PBGC: Over 90% Chance Union Pension Insurance Program Will Run Out Of Money By 2025

Chances the union pension guarantee program covering 10 million participants will run out of money by 2025 have risen to over 90%, the Pension Benefit Guaranty Corporation warned today in its annual report.
At the same time, the agency said its single employer program covering about 28 million participants continues to improve and is likely to emerge from deficit sooner than previously anticipated.
“Recent increases in asset returns and decreases in expected future claims increase the likelihood that the (single employer) program will reach net surplus a few years earlier than previously projected,” the PBGC forecast.

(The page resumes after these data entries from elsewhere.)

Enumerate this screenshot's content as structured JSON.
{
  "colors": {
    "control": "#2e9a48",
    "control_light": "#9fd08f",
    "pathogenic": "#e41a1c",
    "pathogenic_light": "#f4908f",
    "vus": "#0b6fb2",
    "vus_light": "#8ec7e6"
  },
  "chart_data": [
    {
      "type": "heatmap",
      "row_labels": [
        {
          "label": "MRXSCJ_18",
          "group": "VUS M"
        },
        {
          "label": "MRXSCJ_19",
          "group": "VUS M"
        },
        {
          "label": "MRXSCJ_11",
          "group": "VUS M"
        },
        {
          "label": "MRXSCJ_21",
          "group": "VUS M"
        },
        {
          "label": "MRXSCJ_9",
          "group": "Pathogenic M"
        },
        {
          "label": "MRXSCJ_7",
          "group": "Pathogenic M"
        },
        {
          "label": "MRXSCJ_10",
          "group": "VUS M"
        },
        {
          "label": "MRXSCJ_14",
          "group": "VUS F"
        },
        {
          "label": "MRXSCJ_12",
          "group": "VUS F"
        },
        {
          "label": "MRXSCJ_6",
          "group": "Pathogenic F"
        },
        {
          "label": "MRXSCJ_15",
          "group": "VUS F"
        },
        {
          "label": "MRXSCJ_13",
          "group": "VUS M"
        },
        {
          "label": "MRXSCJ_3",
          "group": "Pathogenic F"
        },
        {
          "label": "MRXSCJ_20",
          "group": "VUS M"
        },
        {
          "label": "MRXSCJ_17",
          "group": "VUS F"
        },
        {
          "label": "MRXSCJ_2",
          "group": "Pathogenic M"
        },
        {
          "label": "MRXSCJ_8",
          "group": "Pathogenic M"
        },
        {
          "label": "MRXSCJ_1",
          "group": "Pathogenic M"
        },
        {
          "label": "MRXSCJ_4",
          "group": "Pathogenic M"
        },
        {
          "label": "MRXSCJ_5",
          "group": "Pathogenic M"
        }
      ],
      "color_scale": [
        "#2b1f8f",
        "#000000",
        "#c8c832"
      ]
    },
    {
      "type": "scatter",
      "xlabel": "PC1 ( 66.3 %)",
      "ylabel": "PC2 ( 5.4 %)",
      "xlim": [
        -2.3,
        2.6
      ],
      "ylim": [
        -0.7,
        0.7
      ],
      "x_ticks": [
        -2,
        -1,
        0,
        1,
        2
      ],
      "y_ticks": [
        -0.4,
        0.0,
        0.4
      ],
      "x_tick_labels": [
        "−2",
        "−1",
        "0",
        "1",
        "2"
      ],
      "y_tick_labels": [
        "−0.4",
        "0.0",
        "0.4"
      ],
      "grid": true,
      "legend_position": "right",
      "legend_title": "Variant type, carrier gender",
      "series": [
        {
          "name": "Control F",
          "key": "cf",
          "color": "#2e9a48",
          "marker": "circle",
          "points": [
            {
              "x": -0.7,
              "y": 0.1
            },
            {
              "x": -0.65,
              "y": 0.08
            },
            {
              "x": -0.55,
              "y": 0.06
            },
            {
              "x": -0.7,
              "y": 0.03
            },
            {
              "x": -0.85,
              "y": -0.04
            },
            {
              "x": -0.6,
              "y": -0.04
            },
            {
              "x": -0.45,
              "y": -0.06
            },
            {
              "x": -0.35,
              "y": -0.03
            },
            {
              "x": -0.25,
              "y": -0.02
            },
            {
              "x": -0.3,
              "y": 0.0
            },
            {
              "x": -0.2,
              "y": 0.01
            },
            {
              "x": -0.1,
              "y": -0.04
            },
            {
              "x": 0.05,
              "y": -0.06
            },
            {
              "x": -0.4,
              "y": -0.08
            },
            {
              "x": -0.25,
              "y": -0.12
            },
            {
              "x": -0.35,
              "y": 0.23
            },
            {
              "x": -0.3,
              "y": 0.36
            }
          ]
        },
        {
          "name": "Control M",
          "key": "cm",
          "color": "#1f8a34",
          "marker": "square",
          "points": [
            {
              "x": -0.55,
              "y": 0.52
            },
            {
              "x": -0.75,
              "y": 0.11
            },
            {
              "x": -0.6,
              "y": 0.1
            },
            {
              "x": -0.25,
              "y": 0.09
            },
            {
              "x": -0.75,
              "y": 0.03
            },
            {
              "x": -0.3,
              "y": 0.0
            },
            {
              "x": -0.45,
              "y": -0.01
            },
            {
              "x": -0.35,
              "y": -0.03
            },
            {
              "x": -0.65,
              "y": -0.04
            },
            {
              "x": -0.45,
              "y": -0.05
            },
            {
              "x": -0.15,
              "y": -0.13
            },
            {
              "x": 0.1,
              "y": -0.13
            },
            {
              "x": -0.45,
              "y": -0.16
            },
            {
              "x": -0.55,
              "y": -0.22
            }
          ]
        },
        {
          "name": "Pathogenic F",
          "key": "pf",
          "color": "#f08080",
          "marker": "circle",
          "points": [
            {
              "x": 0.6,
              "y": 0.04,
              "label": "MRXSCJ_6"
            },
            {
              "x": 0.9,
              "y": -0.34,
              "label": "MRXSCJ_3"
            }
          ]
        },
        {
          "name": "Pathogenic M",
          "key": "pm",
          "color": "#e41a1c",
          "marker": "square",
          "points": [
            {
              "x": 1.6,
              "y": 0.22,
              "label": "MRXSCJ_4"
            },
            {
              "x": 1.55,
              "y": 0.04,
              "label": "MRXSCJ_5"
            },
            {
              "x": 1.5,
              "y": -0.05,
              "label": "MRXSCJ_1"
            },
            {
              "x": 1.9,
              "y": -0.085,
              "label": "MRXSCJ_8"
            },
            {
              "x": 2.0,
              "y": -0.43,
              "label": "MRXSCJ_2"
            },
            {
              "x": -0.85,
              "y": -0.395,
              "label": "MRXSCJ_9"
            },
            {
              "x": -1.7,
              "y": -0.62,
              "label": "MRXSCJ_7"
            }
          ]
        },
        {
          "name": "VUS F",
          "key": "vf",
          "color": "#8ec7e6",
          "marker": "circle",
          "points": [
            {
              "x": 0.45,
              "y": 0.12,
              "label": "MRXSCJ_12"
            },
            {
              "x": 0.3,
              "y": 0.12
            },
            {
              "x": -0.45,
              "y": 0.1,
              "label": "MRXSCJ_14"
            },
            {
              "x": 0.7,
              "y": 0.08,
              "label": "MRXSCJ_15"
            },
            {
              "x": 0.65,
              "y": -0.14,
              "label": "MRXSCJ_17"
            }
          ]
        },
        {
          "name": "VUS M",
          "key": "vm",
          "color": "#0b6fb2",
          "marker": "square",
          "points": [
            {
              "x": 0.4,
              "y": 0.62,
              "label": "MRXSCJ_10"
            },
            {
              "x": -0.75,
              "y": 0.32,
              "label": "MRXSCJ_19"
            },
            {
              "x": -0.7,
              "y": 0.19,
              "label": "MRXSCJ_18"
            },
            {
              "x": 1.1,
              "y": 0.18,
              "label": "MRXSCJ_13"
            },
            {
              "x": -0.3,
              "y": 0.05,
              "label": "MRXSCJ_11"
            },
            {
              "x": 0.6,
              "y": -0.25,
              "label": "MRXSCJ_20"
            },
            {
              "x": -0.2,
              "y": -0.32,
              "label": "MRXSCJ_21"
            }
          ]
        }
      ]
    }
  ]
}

The PBGC said the likelihood the multi-employer insurance program covering millions of union workers primarily in transportation, mining, construction and hospitality will remain solvent after 2026 has declined to 1% as the health of troubled plans has worsened.

It estimated about 130 multi-employer plans covering 1.3 million people will run out of money over the next 20 years.
About one quarter of all 1,400 multiemployer union pension plans are considered in "critical" status and will be unable to meet minimum funding requirements or remain solvent over the long term.
A special joint House-Senate Committee is charged with offering a legislative fix to the union pension plan crisis by December.
Without a fix, PBGC Director Tom Reeder  has told Congress some union retirees could see their pension benefits cut by 90%.
As an example, a union retiree receiving $8,000 yearly today could see that sum drop to $1,000.
The health of multiemployer union pension plans has worsened compared to the viability of single employer programs as deregulation in some industries (notably trucking) have cost companies revenues and jobs.
Also, for many union pension plans there are fewer workers contributing to into retirement pools with a growing number of people taking money out.